Because my use of the shears establishes this “systemic circuit,” I think I can say that my work with them is an example of the goodness of “handmind.”

Again: a familiar story. But perhaps slightly less familiar is my realization that the garden shears are simply a superior technology for the work I need to do. There are many, no doubt, for whom electric trimmers are better; but I am not one of them. In every single respect they do a better job than their more technologically recent alternatives, even when you take into account the additional time they require—because why would I want to cut short a period in which I am doing quietly enjoyable work?

Moreover, one of the effects of Covidtide, I think, is that by forcibly breaking some of our technological habits it creatively destabilizes others. To have any one thoughtless pattern of life disrupted is to be put into a frame of mind that allows you to contemplate the deliberate disruption of a different thoughtless pattern. Thus all the people who, after three months of baking bread, are now saying that they’ll never go back to buying their bread from the supermarket. They probably will buy bread from the supermarket; but they’ll know what they are doing, and why. And this is useful knowledge.

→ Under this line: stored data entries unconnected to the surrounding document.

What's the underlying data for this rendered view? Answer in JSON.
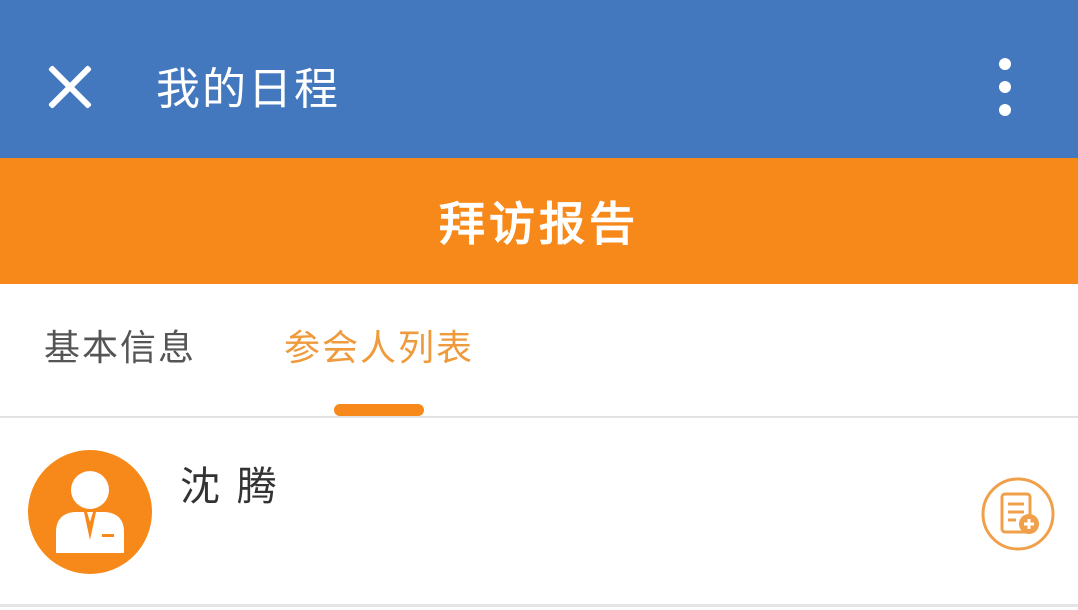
{
  "appbar": {
    "title": "我的日程",
    "close_icon": "close-icon",
    "more_icon": "more-vertical-icon",
    "background_color": "#4378be"
  },
  "banner": {
    "title": "拜访报告",
    "background_color": "#f7891a"
  },
  "tabs": [
    {
      "label": "基本信息",
      "active": false
    },
    {
      "label": "参会人列表",
      "active": true
    }
  ],
  "attendees": [
    {
      "name": "沈 腾",
      "avatar_icon": "person-icon",
      "action_icon": "add-report-icon"
    }
  ],
  "colors": {
    "accent": "#f7891a",
    "active_tab_text": "#ef9a3c"
  }
}
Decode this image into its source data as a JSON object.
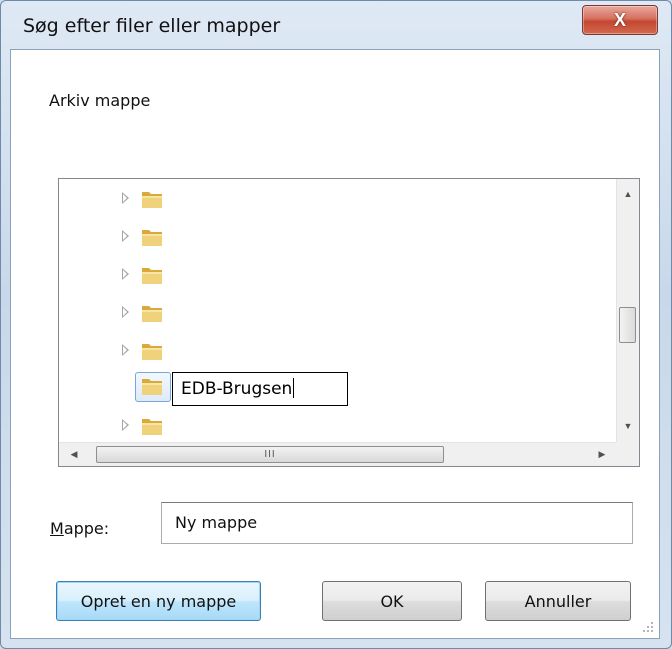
{
  "window": {
    "title": "Søg efter filer eller mapper",
    "close_glyph": "X"
  },
  "dialog": {
    "description": "Arkiv mappe"
  },
  "tree": {
    "items": [
      {
        "label": "",
        "expandable": true
      },
      {
        "label": "",
        "expandable": true
      },
      {
        "label": "",
        "expandable": true
      },
      {
        "label": "",
        "expandable": true
      },
      {
        "label": "",
        "expandable": true
      },
      {
        "label": "EDB-Brugsen",
        "expandable": false,
        "selected": true,
        "editing": true
      },
      {
        "label": "",
        "expandable": true
      }
    ],
    "rename_value": "EDB-Brugsen",
    "hscroll_thumb_glyph": "III"
  },
  "folder": {
    "label": "Mappe:",
    "label_accesskey": "M",
    "label_rest": "appe:",
    "value": "Ny mappe"
  },
  "buttons": {
    "new_folder": "Opret en ny mappe",
    "ok": "OK",
    "cancel": "Annuller"
  },
  "icons": {
    "folder": "folder-icon",
    "expander": "chevron-right-icon",
    "close": "close-icon"
  },
  "colors": {
    "accent": "#3c7fb1",
    "close": "#c24731",
    "folder": "#e7c24e"
  }
}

Nothing about Covidtide made it impossible, or any more difficult, for me to use electric hedge trimmers. But I think it has made me aware of the power of technological habit, and of my ability to break any such habit, should I choose. It has brought to my attention something I knew already, but only, as Cardinal Newman has said, notionally: that newer technologies are not necessarily superior ones. This strange time made it easier for me to pick up a rusted pair of garden shears and see not junk but possibility. And should our social order descend to chaos, should our energy grid be broken down, should we all be reduced to surviving by our mother wit and acquired resourcefulness—well, at least I’ll have the neatest hedges in the neighborhood.